Corruption, Human Rights, Law & Justice, Politics

Peru Premier Says Fujimori Pardon Request “Could Be” in ‘Final Phase’

Fujimori Alberto - 2011A government pardons commission report on the request filed for jailed former President Alberto Fujimori, may have been sent to the Justice Ministry, Premier Juan Jimenez said.

“I haven’t talked with the minister of Justice, but it is possible that yes, that they have received the report,” daily El Comercio reported Jimenez as saying.

Jimenez said that, therefore, a decision to grant or reject the pardon is in its “final phase.”

“I would ask for calm,” he said. “It is an important file, but it is also one of the millions of actions and activities that we have in the government and the state.”

“The appropriate decision will be made,” the premier added.

Fujimori, 74-years-old, was convicted in 2009 of human rights violations and corruption during his decade-long administration in the 1990s.  Although he admitted to the corruption charges, he did not accept responsibility for the human rights violations. In a trial that was commended internationally for impeccable due process and procedure, the former president was sentenced to 25 years in prison.
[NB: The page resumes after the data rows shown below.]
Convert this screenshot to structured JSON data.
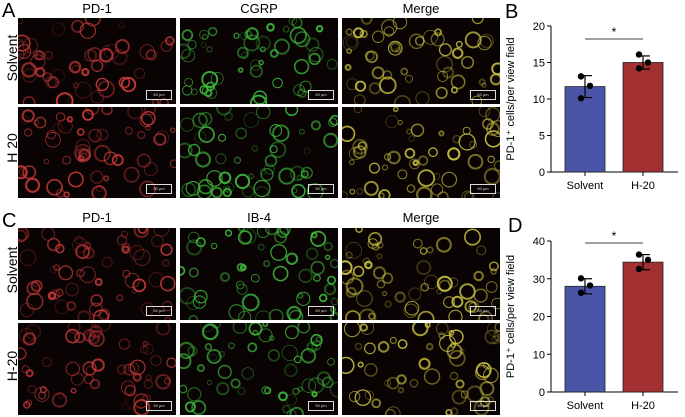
{
  "panels": {
    "A": {
      "letter": "A",
      "columns": [
        "PD-1",
        "CGRP",
        "Merge"
      ],
      "rows": [
        "Solvent",
        "H 20"
      ],
      "scalebar": "50 μm"
    },
    "C": {
      "letter": "C",
      "columns": [
        "PD-1",
        "IB-4",
        "Merge"
      ],
      "rows": [
        "Solvent",
        "H-20"
      ],
      "scalebar": "50 μm"
    },
    "B": {
      "letter": "B"
    },
    "D": {
      "letter": "D"
    }
  },
  "colors": {
    "solvent_bar": "#4a55a8",
    "h20_bar": "#a33030",
    "pd1_stain": "#c83a3a",
    "green_stain": "#3fbf3f",
    "merge_stain": "#c8c040"
  },
  "chart_data": [
    {
      "type": "bar",
      "panel": "B",
      "categories": [
        "Solvent",
        "H-20"
      ],
      "values": [
        11.7,
        15.0
      ],
      "errors": [
        1.5,
        0.9
      ],
      "points": [
        [
          13.1,
          11.8,
          10.1
        ],
        [
          16.1,
          15.0,
          14.2
        ]
      ],
      "ylabel": "PD-1⁺ cells/per view field",
      "ylim": [
        0,
        20
      ],
      "yticks": [
        0,
        5,
        10,
        15,
        20
      ],
      "significance": "*"
    },
    {
      "type": "bar",
      "panel": "D",
      "categories": [
        "Solvent",
        "H-20"
      ],
      "values": [
        28.0,
        34.4
      ],
      "errors": [
        2.0,
        2.0
      ],
      "points": [
        [
          30.1,
          28.2,
          26.3
        ],
        [
          36.4,
          35.0,
          32.6
        ]
      ],
      "ylabel": "PD-1⁺ cells/per view field",
      "ylim": [
        0,
        40
      ],
      "yticks": [
        0,
        10,
        20,
        30,
        40
      ],
      "significance": "*"
    }
  ]
}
Although Fujimori is serving his sentence in a large, comfortable and independent set of rooms at the police force’s special operations unit in east Lima, and despite fairly unrestricted visits, he has visibly aged and his health has deteriorated. He has no life-threatening illness, but he is suffering from depression. Psychiatrists on a state appointed medical panel disagree on its severity. His family says he should be released based on humanitarian grounds.

A recent poll by Datum found that about 60 percent of the population in Peru is in favor of granting the pardon. 
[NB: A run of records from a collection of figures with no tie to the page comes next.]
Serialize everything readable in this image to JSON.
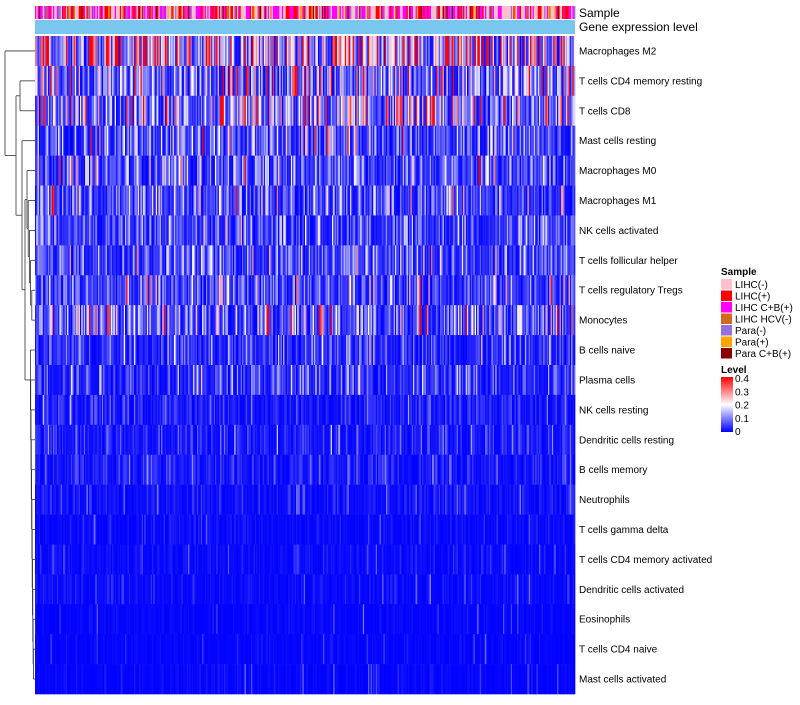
{
  "chart_data": {
    "type": "heatmap",
    "title": "",
    "annotation_tracks": [
      "Sample",
      "Gene expression level"
    ],
    "rows": [
      {
        "name": "Macrophages M2",
        "mean": 0.22
      },
      {
        "name": "T cells CD4 memory resting",
        "mean": 0.12
      },
      {
        "name": "T cells CD8",
        "mean": 0.12
      },
      {
        "name": "Mast cells resting",
        "mean": 0.07
      },
      {
        "name": "Macrophages M0",
        "mean": 0.07
      },
      {
        "name": "Macrophages M1",
        "mean": 0.07
      },
      {
        "name": "NK cells activated",
        "mean": 0.06
      },
      {
        "name": "T cells follicular helper",
        "mean": 0.07
      },
      {
        "name": "T cells regulatory  Tregs",
        "mean": 0.07
      },
      {
        "name": "Monocytes",
        "mean": 0.09
      },
      {
        "name": "B cells naive",
        "mean": 0.04
      },
      {
        "name": "Plasma cells",
        "mean": 0.05
      },
      {
        "name": "NK cells resting",
        "mean": 0.025
      },
      {
        "name": "Dendritic cells resting",
        "mean": 0.025
      },
      {
        "name": "B cells memory",
        "mean": 0.02
      },
      {
        "name": "Neutrophils",
        "mean": 0.015
      },
      {
        "name": "T cells gamma delta",
        "mean": 0.01
      },
      {
        "name": "T cells CD4 memory activated",
        "mean": 0.01
      },
      {
        "name": "Dendritic cells activated",
        "mean": 0.01
      },
      {
        "name": "Eosinophils",
        "mean": 0.005
      },
      {
        "name": "T cells CD4 naive",
        "mean": 0.005
      },
      {
        "name": "Mast cells activated",
        "mean": 0.005
      }
    ],
    "sample_legend": {
      "title": "Sample",
      "entries": [
        {
          "label": "LIHC(-)",
          "color": "#ffc0cb"
        },
        {
          "label": "LIHC(+)",
          "color": "#ff0000"
        },
        {
          "label": "LIHC C+B(+)",
          "color": "#ff00ff"
        },
        {
          "label": "LIHC HCV(-)",
          "color": "#d2691e"
        },
        {
          "label": "Para(-)",
          "color": "#9370db"
        },
        {
          "label": "Para(+)",
          "color": "#ffa500"
        },
        {
          "label": "Para C+B(+)",
          "color": "#8b0000"
        }
      ]
    },
    "level_legend": {
      "title": "Level",
      "range": [
        0,
        0.4
      ],
      "ticks": [
        "0.4",
        "0.3",
        "0.2",
        "0.1",
        "0"
      ],
      "colors": [
        "#ff0000",
        "#ffffff",
        "#0000ff"
      ]
    },
    "gene_expression_color": "#79c7ee",
    "n_samples_approx": 420
  }
}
Jurists argue, however, that a pardon would not only go against Peru’s commitment to the Inter-American Court of Human Rights but also Peruvian law, which does not permit pardons or reduced sentences for crimes against humanity.  

The human rights crimes are two specific cases, perpetrated by the Colina death squad in 1991 with the knowledge of President Fujimori — the torture and murder of nine university students and a professor from the teacher’s college at La Cantuta, and the massacre of 15 people including a child, gunned down in a low-income housing courtyard in Barrios Altos during a fund-raising lunch said to be for the Shining Path.     An additional case is the kidnapping of businessman Samuel Dyer and journalist Gustavo Gorriti in 1992, held in the military headquarters in San Borja.  They were released unharmed, but Fujimori enacted a law during his administration prohibiting reduced prison sentences for perpetrators and planners of kidnappings.
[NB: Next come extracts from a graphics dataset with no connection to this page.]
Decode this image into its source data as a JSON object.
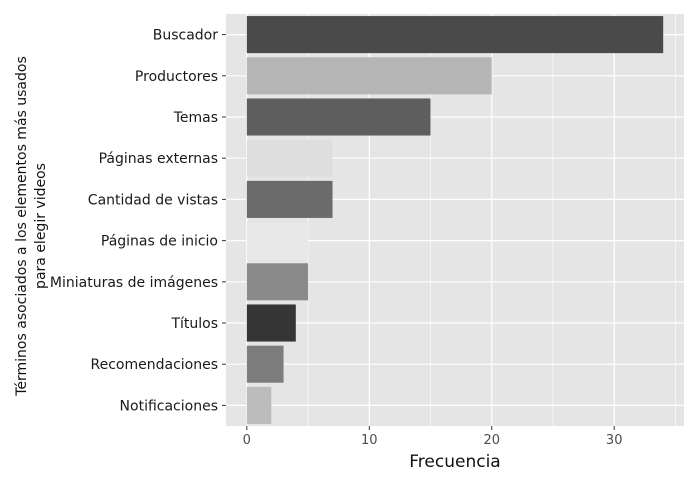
{
  "chart_data": {
    "type": "bar",
    "orientation": "horizontal",
    "categories": [
      "Buscador",
      "Productores",
      "Temas",
      "Páginas externas",
      "Cantidad de vistas",
      "Páginas de inicio",
      "Miniaturas de imágenes",
      "Títulos",
      "Recomendaciones",
      "Notificaciones"
    ],
    "values": [
      34,
      20,
      15,
      7,
      7,
      5,
      5,
      4,
      3,
      2
    ],
    "bar_colors": [
      "#4a4a4a",
      "#b5b5b5",
      "#5e5e5e",
      "#dedede",
      "#6b6b6b",
      "#e8e8e8",
      "#8a8a8a",
      "#353535",
      "#7d7d7d",
      "#bcbcbc"
    ],
    "xlabel": "Frecuencia",
    "ylabel_lines": [
      "Términos asociados a los elementos más usados",
      "para elegir videos"
    ],
    "xticks": [
      0,
      10,
      20,
      30
    ],
    "xlim": [
      -1.7,
      35.7
    ],
    "grid": true,
    "panel_background": "#e5e5e5",
    "grid_color": "#ffffff"
  }
}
According to Carlos Rivera, of the Legal Defense Institute, IDL, and one of the leading prosecutors in Alberto Fujimori’s seven trials, “An illegal and irregular pardon in favor of  former President Alberto Fujimori, based on political considerations, would encourage requests for pardon by Shining Path founder Abimael Guzman and by Antauro Humala.” [President Humala’s brother was convicted and sentenced to 19 years in prison for leading an assault on a police station in Andahuaylas in 2005 that left four police and two civilians dead. The assault was a failed attempt to demand the resignation of President Alejandro Toledo.]

Jurists also suggest that pardoning President Fujimori would open the gates to pardon or at least reduced sentence requests from his military generals and cabinet ministers serving time for corruption.